4.12. Over-Representation Analysis of Significant TMR Regulons

To characterize the biological functions regulated by each of the seven significant TMRs, over-representation analysis (ORA) was performed on their transcriptional regulons using two complementary pathway databases.

4.12.1. Gene Lists

For each significant TMR, the set of target genes was extracted from the TCGA Basal ARACNe-AP regulon object. Target gene symbols were converted to Entrez IDs using the bitr function from the clusterProfiler package [48] with the Homo sapiens annotation database (org.Hs.eg.db). Genes without a unique Entrez ID mapping were discarded. The background universe was defined as all protein-coding genes in the TCGA Basal expression matrix with a valid Entrez ID.

4.12.2. GO Biological Process

ORA against the Gene Ontology Biological Process (GO-BP) database was performed using the compareCluster function (clusterProfiler) with fun =enrichGO”, ontology “BP”, Benjamini–Hochberg p-value adjustment (pvalueCutoff = 0.05, qvalueCutoff = 0.2), and readable = TRUE. To reduce redundancy introduced by the hierarchical structure of the GO-BP ontology, the resulting term set was simplified using clusterProfiler::simplify (similarity cutoff = 0.6, ranked by p.adjust).

4.12.3. Reactome

ORA against the Reactome pathway database was performed using compareCluster with fun =enrichPathway” from the ReactomePA package [51] (organism = “human”, same p-value and q-value thresholds, readable = TRUE). No simplification step was applied, as Reactome uses a non-redundant hierarchical structure at the pathway level.

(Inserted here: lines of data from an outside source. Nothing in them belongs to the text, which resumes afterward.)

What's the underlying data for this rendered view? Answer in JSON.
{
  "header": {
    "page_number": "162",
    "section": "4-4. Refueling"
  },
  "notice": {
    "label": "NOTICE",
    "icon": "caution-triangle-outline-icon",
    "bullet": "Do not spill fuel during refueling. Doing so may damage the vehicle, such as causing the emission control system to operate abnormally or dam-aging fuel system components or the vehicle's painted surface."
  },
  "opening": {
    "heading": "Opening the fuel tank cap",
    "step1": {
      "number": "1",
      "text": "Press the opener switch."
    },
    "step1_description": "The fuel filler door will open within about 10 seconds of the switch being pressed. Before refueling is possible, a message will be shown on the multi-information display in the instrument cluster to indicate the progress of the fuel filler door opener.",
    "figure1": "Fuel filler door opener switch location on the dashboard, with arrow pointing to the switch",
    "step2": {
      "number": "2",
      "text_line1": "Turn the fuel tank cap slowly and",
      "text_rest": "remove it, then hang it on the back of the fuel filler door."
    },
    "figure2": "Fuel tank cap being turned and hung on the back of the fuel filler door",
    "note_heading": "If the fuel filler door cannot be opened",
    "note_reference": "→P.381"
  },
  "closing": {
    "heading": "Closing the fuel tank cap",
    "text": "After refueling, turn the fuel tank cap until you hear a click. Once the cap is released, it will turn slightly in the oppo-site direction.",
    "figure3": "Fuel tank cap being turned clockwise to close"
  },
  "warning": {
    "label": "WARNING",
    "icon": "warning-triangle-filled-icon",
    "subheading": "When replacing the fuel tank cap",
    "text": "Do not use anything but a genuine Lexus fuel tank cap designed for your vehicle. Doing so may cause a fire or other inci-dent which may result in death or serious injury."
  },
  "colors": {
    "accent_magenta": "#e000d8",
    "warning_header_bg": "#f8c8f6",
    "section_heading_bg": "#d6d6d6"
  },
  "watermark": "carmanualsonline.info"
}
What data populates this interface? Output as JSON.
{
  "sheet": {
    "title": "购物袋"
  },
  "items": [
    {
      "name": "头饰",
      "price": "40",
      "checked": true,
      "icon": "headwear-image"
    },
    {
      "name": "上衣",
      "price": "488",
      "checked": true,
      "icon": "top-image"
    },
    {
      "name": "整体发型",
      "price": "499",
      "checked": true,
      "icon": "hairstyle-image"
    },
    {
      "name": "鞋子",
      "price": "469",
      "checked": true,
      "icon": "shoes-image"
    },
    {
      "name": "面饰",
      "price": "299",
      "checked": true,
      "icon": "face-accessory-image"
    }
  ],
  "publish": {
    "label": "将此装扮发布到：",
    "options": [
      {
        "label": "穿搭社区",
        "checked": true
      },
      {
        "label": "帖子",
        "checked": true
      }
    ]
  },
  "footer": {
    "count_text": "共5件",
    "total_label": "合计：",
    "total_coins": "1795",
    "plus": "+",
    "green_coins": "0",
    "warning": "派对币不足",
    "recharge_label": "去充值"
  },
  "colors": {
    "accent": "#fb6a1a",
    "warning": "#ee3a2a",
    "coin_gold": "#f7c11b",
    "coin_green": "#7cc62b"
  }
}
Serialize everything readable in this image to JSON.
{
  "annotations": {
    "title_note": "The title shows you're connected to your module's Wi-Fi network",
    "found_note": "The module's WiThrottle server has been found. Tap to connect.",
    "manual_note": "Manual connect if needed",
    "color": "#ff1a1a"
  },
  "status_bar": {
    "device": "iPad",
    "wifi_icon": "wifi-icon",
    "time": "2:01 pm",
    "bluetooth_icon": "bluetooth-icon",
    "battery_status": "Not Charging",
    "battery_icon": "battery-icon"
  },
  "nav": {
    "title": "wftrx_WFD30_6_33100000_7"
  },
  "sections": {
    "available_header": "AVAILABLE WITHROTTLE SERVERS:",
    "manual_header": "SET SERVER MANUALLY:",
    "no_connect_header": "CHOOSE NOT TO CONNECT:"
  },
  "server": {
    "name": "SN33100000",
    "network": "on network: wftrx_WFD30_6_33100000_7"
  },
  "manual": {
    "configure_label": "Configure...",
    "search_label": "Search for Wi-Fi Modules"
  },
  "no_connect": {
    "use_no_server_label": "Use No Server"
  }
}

4.13. Network Visualization of TMR–Kbhb Gene Interactions

To integrate network topology with differential expression, ARACNe-AP edges in the TCGA Basal network were filtered to retain interactions in which the regulator was one of the seven significant TMRs and the target was a differentially expressed Kbhb gene (adjusted p < 0.05 and |log2FC| ≥ 0.5 in at least one cohort). This yielded 436 TMR–gene interactions covering [N] unique Kbhb DE target genes.

5. Conclusions

This work introduces a Kbhb-substrate-restricted master regulator analysis framework that moves beyond cataloging differentially expressed modification sites to identify the transcription factors that control their expression. It reveals CENPA and FOXM1 as the hierarchical apex of the β-hydroxybutyrylation transcriptional program in Basal-like breast cancer across two independent platforms. The coherence of this program, anchored by a feedforward BHB–Kbhb–FOXM1/CENPA axis that couples metabolic state to mitotic and centromeric gene expression, suggests that elevated BHB—as occurs under ketogenic dietary regimens—could paradoxically reinforce tumorigenic transcription in TNBC. Beyond the canonical oncogenes, ZNF232 emerges as a consistently co-activated but functionally uncharacterized regulator, making it a priority candidate for the first experimental dissection of its role in cancer. The pharmacological tractability of FOXM1 [54] and chromatin-modifying enzymes such as p300/CBP and class I HDACs [6,10], together with emerging evidence that ketogenesis or BHB exposure can promote TNBC metastasis and breast-cancer cell survival under treatment [1,2,55], translates these computational findings into concrete hypotheses for therapeutic and dietary-intervention research.

Supplementary Materials

The following supporting information can be downloaded at the website of this paper posted on Preprints.org, Figure S1: msVIPER master regulator analysis results and regulatory hierarchy per cohort. Figure S2: Differential expression of Kbhb genes in Basal BRCA. Figure S3: Quantitative distribution of ARACNe-supported TMR–Kbhb gene interactions by DE category. Table S1 (Supplementary_TableS1_ORA_GO_BP.tsv): Complete GO-BP over-representation analysis results for the seven significant TMR regulons (adjusted p < 0.05, q-value < 0.2; semantic redundancy removed at similarity cutoff = 0.6). Table S2 (Supplementary_TableS2_ORA_Reactome.tsv): Complete Reactome over-representation analysis results for the seven significant TMR regulons (adjusted p < 0.05, q-value < 0.2).

Author Contributions

Conceptualization, H.T. and E.H.-L.; Methodology, H.T.; Software, H.T.; Validation, H.T. and E.H.-L.; Formal Analysis, H.T.; Investigation, H.T.; Resources, E.H.-L.; Data Curation, H.T.; Writing—Original Draft Preparation, H.T.; Writing—Review & Editing, H.T. and E.H.-L.; Visualization, H.T.; Supervision, E.H.-L.; Project Administration, E.H.-L.; Funding Acquisition, E.H.-L. All authors have read and agreed to the published version of the manuscript.

Funding

This research received no external funding.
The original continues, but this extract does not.